The primary focus of the project is application robustification ? fundamental algorithmic methodologies to transform arbitrary applications such that they can continue to make forward progress in spite of errors produced by the hardware. In this project, our preliminary research effort is focused on a) techniques to convert different classes of application kernels into robust, efficiently solvable stochastic optimization problems that can tolerate hardware errors, b) techniques based on Krylov subspace methods, gradient projection, quasi-Newton approaches, stochastic approximation theory-based approaches, preconditioning techniques, and intelligent step sizing to reduce the cost of robustness for different forms of hardware variations, and c) low overhead checksum-based techniques robustifying sparse linear algebra libraries and graph algorithms.

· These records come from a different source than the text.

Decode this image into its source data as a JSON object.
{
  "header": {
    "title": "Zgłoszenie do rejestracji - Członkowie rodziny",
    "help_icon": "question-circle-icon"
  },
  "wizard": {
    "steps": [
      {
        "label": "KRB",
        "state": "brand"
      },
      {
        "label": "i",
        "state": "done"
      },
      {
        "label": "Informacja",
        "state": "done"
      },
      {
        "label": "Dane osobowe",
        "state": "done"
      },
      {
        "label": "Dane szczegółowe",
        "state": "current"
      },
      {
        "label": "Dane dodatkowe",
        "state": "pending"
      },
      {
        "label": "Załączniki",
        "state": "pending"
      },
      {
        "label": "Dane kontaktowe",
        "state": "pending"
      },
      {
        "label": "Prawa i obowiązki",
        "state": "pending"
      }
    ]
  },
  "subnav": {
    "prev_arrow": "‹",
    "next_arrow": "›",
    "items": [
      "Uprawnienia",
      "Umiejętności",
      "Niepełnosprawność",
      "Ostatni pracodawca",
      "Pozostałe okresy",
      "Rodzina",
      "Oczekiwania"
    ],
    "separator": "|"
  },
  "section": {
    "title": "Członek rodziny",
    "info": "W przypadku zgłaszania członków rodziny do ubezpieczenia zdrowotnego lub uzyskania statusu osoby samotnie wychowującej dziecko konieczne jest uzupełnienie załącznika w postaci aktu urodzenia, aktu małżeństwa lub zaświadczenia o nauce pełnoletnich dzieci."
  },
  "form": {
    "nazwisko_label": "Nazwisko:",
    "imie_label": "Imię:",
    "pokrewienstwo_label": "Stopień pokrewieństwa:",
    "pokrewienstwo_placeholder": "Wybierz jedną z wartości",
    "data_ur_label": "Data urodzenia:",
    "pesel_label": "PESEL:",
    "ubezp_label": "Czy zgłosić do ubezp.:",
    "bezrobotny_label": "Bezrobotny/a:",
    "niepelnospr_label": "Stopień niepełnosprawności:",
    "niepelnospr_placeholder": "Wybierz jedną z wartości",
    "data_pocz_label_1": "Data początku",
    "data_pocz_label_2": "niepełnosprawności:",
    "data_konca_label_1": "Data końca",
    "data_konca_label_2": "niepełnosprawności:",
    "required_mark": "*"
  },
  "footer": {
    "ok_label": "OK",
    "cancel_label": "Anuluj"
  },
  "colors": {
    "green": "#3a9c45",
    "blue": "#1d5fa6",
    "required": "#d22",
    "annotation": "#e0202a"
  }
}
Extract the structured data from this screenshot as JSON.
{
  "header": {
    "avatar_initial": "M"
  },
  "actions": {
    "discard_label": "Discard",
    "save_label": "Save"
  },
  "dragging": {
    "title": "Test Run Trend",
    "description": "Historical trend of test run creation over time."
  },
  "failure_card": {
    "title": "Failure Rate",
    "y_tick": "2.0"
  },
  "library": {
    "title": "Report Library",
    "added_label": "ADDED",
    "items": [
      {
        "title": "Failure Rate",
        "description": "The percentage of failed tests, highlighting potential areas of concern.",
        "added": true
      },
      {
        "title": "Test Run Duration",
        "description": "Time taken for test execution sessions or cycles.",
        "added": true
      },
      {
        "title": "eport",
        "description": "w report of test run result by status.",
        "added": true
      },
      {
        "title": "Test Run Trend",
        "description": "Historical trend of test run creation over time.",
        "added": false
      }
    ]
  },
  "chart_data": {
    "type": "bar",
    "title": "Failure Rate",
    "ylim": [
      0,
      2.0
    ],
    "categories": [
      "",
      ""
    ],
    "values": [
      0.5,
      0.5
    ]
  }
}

Broader impact of this project includes development of a potentially promising approach to ride Moore's Law and training students in both the hardware and software aspects of computing in face of errors. Broader education will also be achieved through research artifacts (e.g., library of error tolerant kernels) that will be made available for research and education.
As late-CMOS process scaling leads to increasingly variable circuits/logic and as most post-CMOS technologies in sight appear to have largely stochastic characteristics, hardware reliability has become a first order design concern. This research focuses on making applications robust to hardware errors. One of the major goals for this project was the investigation of general methodologies for taking arbitrary applications and converting them it into more error-resilient forms. Another major goal of this project was the investigation of application-specific methodologies for improving error resilience by leveraging inherent application and algorithm characteristics (e.g. natural error resilience, spatial and temporal reuse, and fault containment).These approaches include a) application-specific techniques for low-overhead fault detection, which was the first work to focus on algorithmic error tolerance and were shown to yield up to 2x reductions in the performance overhead over traditional checks, b) an algorithmic approach for error correction using localization, which was shown to improve performance of the conjugate gradient solver by 3x-4x and increased the probability that the solver completes successfully with a maximum iteration limit by up to 60% as the fault rates increased, and c) a numerical optimization-based methodology for converting applications into a more error tolerant form, which was shown to be applicable to a large class of applications, since linear programming, which is P-complete, can be implemented in this way, all applications in class P may employ the proposed approach. This numerical optimization based approach showed significant robustness benefits over the baseline, e.g. the optimization formulation achieved 100% correctness with even up to error rates of 50%. For some application classes, the approach was shown to provide benefits larger than 1 order of magnitude in energy savings by exploiting hardware power/accuracy tradeoffs. This research shows that application and algorithm-awareness can significantly increase the robustness of computing systems, while also reducing the cost of meeting reliability targets.